NASR: More than likely, he will act even more erratically because there are no relationships out there that he would be preserving by acting better. And we will have even less knowledge of what's going on inside North Korea than we currently do.
TODD: But Senator Gardner says standard diplomatic steps have failed to prevent the young dictator from behaving dangerously.
GARDNER: To think what he's doing now isn't lashing out, that's just absurd. We see a guy who is now launching missiles over Japan.
TODD: At least two dozen countries have no diplomatic relations with North Korea, in the last four weeks, four countries have kicked out North Korea's ambassadors in response to the latest nuclear test -- Spain, Mexico, Peru, and Kuwait.
Senator Gardner stands by his proposal and dismisses critics who call it amateurish.
GARDNER: If it's amateur to say a guy who's not listening to the United Nations to knock it off, then perhaps they've got the wrong strategy at the United Nations.
(END VIDEOTAPE)
TODD: So far, no one in the Trump duration has commented on Senator Gardner's campaign to isolate North Korea.

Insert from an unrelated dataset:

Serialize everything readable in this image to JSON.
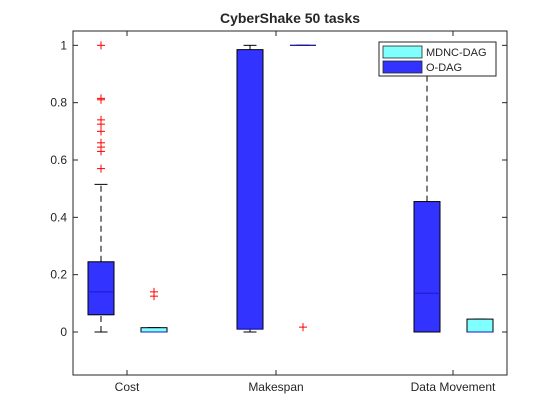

North Korea's representatives at the U.N. didn't respond to us today, but the North Korean government has previously denounced Senator Gardner as, quote, a psychopath and human dirt for his criticism of the regime -- Wolf.
BLITZER: I guess that's how they feel about the United States senator.
All right. Brian Todd, thanks very much for that report. Brian Todd, here in THE SITUATION ROOM.
That's it for me. Thanks very much for watching. I'm Wolf Blitzer in THE SITUATION ROOM.
"ERIN BURNETT OUTFRONT" starts right now.